Yes, the true covenant community is beyond national bounds. But it all starts with the nation of Israel as the reference point. Salvation comes from Israel, the covenant people, and only then flows to the nations.
You worship what you do not know; we worship what we know, for salvation is from the Jews.
— John 4:22
"From" does not mean "limited to." John 4:22 speaks of historical origin, not covenantal scope. The Messiah arises from Israel according to promise, yet His saving work immediately transcends that boundary. Matt. 1:21 is describing the effectual scope of salvation itself, not the ethnic channel through which it comes.
The verse defines the nature of the salvation (from sins) and the certainty of its fulfillment. It's not a declaration of which individuals will receive it. So it neither collapases into faild national redemption or universal salvation. It simply shows God starts with the nation of Israel and for then later expand to the Gentiles.
Your interpretation divorces the "nature" of the salvation from its
object, which the text itself does not permit. You're splitting the angel's statement into two unrelated halves, as if the angel were saying, "Jesus will bring a kind of salvation from sins,
but I'm not specifying for whom." That's not a reading of what's there in the text. You're
looking for a way to make the text read how you want it to.

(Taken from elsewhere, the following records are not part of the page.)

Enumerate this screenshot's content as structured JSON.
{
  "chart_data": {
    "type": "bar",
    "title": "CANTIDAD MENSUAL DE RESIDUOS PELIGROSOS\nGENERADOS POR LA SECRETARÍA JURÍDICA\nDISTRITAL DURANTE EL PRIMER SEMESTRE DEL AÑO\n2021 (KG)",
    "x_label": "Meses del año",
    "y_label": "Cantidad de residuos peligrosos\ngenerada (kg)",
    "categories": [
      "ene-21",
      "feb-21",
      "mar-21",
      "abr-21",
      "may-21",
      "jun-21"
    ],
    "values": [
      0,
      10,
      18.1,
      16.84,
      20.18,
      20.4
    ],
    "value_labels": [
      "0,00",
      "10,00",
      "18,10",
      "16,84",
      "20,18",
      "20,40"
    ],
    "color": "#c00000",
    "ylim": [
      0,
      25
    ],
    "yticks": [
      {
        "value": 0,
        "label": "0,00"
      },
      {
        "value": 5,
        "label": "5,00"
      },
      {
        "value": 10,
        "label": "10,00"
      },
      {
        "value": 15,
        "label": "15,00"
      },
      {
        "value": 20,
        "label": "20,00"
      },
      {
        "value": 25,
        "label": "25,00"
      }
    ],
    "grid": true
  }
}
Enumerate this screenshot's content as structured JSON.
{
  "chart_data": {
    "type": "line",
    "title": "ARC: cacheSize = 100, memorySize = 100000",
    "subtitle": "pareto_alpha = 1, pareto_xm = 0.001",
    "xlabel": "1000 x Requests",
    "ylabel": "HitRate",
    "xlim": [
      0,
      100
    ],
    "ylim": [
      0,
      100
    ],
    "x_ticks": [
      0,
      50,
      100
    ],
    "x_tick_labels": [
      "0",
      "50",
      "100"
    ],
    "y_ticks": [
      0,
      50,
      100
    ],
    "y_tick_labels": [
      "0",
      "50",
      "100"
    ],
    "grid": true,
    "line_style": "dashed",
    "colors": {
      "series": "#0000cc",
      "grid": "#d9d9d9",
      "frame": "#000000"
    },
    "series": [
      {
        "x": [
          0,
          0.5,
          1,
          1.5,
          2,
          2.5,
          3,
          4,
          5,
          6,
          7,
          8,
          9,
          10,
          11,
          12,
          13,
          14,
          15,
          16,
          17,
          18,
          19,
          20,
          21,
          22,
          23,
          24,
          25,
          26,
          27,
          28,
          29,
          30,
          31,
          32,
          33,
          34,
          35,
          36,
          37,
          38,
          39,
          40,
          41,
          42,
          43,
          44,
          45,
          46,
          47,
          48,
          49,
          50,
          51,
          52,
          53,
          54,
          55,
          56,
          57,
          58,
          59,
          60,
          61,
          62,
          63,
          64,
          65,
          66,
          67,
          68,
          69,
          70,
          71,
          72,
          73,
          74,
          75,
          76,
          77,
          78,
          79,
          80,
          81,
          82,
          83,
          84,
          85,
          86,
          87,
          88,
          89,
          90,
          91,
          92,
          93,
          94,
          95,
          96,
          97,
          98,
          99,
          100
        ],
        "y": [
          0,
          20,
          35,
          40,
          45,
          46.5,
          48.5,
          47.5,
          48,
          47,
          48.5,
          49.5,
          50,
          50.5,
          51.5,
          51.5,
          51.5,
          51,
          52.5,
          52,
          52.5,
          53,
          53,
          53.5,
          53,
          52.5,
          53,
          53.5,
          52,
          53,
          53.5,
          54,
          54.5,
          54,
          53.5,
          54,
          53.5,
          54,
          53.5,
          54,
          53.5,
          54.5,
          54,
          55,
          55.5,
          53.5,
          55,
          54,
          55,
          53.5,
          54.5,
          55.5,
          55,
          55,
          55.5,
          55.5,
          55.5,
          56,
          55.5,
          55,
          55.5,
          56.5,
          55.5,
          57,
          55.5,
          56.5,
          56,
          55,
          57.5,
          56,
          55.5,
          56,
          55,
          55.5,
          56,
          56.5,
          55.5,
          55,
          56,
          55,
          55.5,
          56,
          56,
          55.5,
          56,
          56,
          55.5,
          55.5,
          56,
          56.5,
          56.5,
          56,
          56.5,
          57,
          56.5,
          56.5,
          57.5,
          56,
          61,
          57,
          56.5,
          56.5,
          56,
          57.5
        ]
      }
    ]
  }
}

Grammatically, there are two ideas joined in a single purpose clause: σώσει
τὸν λαὸν αὐτοῦ ἀπὸ τῶν ἁμαρτιῶν αὐτῶν. The
object ("
His people") and the
nature ("
from their sins") are bound together by the same verb (σώσει). You can't separate what kind of salvation it is from who actually receives it. The act of saving defines both simultaneously: the redemptive efficacy and the identity of the people for whom it is effective. If the salvation described is effectual and redemptive ("He
will save," not "He will
offer salvation"), then "His people" must be those who actually experience that redemption. To reduce it to a general announcement to ethnic Israel ignores both the verbal aspect and the theological intent. The mission defines the people; the people do not define the mission.
But the fact that it was written for Jews helps to explain why Matthew in verse 1:21 shows Jesus as the Savior of the covenant people of Israel as the starting point of God’s redemptive plan.
No, it doesn't. That's pure conjecture, not argument. As I've already pointed out,
literary audience and
referential scope are entirely distinct categories. The fact that Matthew's readership was Jewish in no way proves that every instance of "His people" must denote national Israel. In fact, as I already argued, the opposite is more plausible. It is precisely
because the audience is Jewish that Matthew labors to dismantle ethnic exclusivism and to redefine covenant membership around Christ. That gives him every reason to immediately recast the term "His people" in redemptive, not national, terms.